The medical device industry can reach the size of $50 billion by 2030 provided there is a ban on the import of used equipment along with introduction of performance-linked incentive scheme for value added production, said a report by think tank GTRI.   

"The Indian medical devices industry can expand from USD 12 billion to USD 50 billion by 2030, reducing import reliance to 35 per cent and boosting exports to USD 18 billion from USD 3.4 billion at present. The industry's growth potential could surpass that of the smartphone sector due to India's expanding health sector, projected to reach USD 600 billion by 2030," GTRI cofounder Ajay Srivastava said. 

Global import taxes on medical products can differ, for example, 

  • Brazil (14%) 
  • Russia (0-15%) 
  • India (0-7.5%) 
  • China (3.3-17%) 

Additionally, the report said that China and industrialised nations do not let the import of secondhand goods. Old MRI, ultrasound, X-ray, and mammography equipment may give inaccurate prognoses. As per the report, several old medical equipment releases harmful contaminants such as depleted Uranium. For high import-intensive products including diagnostic reagent kits, surgical tools, and other medical gadgets, it requested a Performance Linked Incentive (PLI) plus plan.  

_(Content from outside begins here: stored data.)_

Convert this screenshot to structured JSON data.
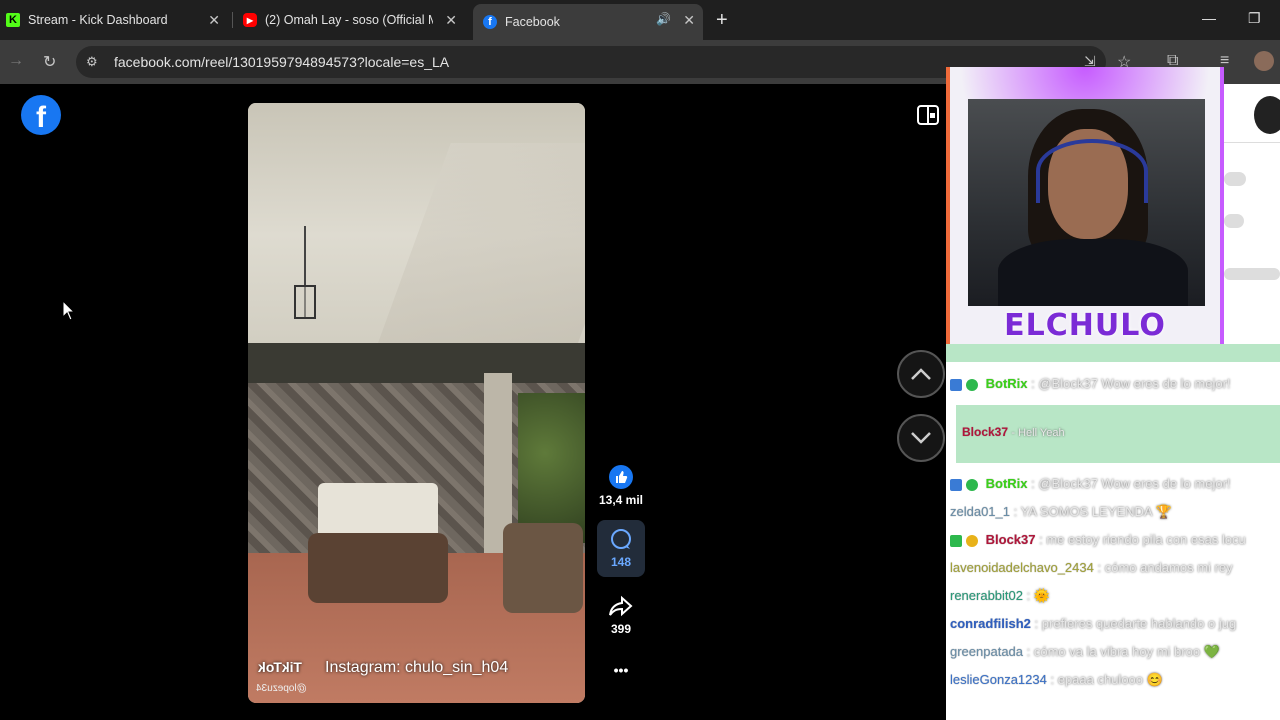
{
  "browser": {
    "tabs": [
      {
        "label": "Stream - Kick Dashboard",
        "icon": "kick-icon",
        "active": false
      },
      {
        "label": "(2) Omah Lay - soso (Official M",
        "icon": "youtube-icon",
        "active": false
      },
      {
        "label": "Facebook",
        "icon": "facebook-icon",
        "active": true
      }
    ],
    "url": "facebook.com/reel/1301959794894573?locale=es_LA"
  },
  "reel": {
    "overlay_caption": "Instagram: chulo_sin_h04",
    "watermark": "TikTok",
    "watermark_user": "@lopezu34",
    "likes": "13,4 mil",
    "comments": "148",
    "shares": "399",
    "more": "•••"
  },
  "stream": {
    "brand_name": "ELCHULO"
  },
  "chat": [
    {
      "user": "BotRix",
      "text": ": @Block37 Wow eres de lo mejor!",
      "user_color": "#3bd11a"
    },
    {
      "user": "Block37",
      "text": "- Hell Yeah",
      "user_color": "#b0163a"
    },
    {
      "user": "BotRix",
      "text": ": @Block37 Wow eres de lo mejor!",
      "user_color": "#3bd11a"
    },
    {
      "user": "zelda01_1",
      "text": ": YA SOMOS LEYENDA 🏆",
      "user_color": "#6a8ea8"
    },
    {
      "user": "Block37",
      "text": ": me estoy riendo pila con esas locu",
      "user_color": "#b0163a"
    },
    {
      "user": "lavenoidadelchavo_2434",
      "text": ": cómo andamos mi rey",
      "user_color": "#a2a23a"
    },
    {
      "user": "renerabbit02",
      "text": ": 🌞",
      "user_color": "#2a9a7a"
    },
    {
      "user": "conradfilish2",
      "text": ": prefieres quedarte hablando o jug",
      "user_color": "#2f5fbf"
    },
    {
      "user": "greenpatada",
      "text": ": cómo va la vibra hoy mi broo 💚",
      "user_color": "#6a8ea8"
    },
    {
      "user": "leslieGonza1234",
      "text": ": epaaa chulooo 😊",
      "user_color": "#3b72c9"
    }
  ],
  "colors": {
    "facebook_blue": "#1877f2",
    "chat_highlight": "#b8e6c6",
    "brand": "#7b2bd6"
  }
}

To effectively compete with imports for essential goods, the government needs to make sure that Indian manufacturers can produce the essential medical equipment. For example'“ masks, oximeters, syringes, thermometers, examination gloves, and blood collection tubes. Support from the government is required to check dumping, domestic production, and cut imports. Except for cutting-edge high-tech devices, India is home to 1,200 local businesses and multinational organisations that produce a wide range of products. 

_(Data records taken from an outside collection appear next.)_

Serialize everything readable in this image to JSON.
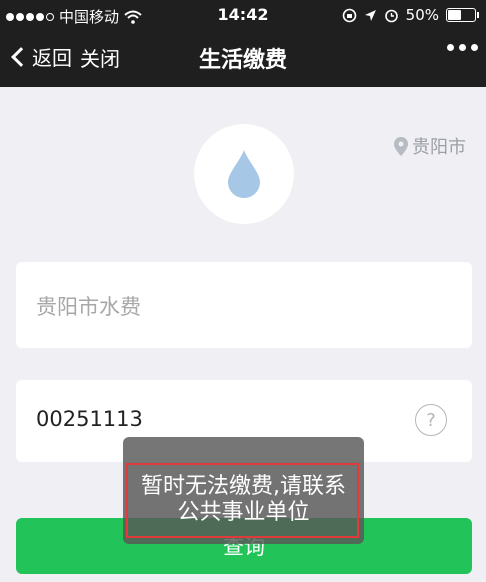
{
  "status_bar": {
    "carrier": "中国移动",
    "time": "14:42",
    "battery": "50%",
    "battery_level": 0.5
  },
  "nav": {
    "back_label": "返回",
    "close_label": "关闭",
    "title": "生活缴费"
  },
  "location": "贵阳市",
  "service": {
    "label": "贵阳市水费"
  },
  "account": {
    "value": "00251113",
    "help_symbol": "?"
  },
  "query_button": "查询",
  "toast": {
    "line1": "暂时无法缴费,请联系",
    "line2": "公共事业单位"
  },
  "colors": {
    "accent": "#22c45a",
    "highlight": "#e03a3a",
    "drop": "#a6c8e6"
  }
}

However, India's annual need for medical equipment is approximately $11.8 billion (about $36 per person in the US) of which $7.6 billion (about $23 per person in the US) is covered by imports. It is suggested that technology-based medical devices should be manufactured by domestic industries which are of high quality at affordable prices. The foreign-made equipment should be removed gradually from big private hospitals in India. To directly target the global market, a trained sales force must be there with sufficient data.  

Further, high-end devices including CT scans, MRIs, cobalt-based radiotherapy units, and linear accelerators are needed for the detection and treatment of numerous diseases, including cancer, which can be fatal. 

"With only a few manufacturers across the world for radiotherapy machines, there is an urgent need for indigenous production of these machines," said Richa Chauhan, Senior consultant (Oncologist), Mahavir Cancer Sansthan.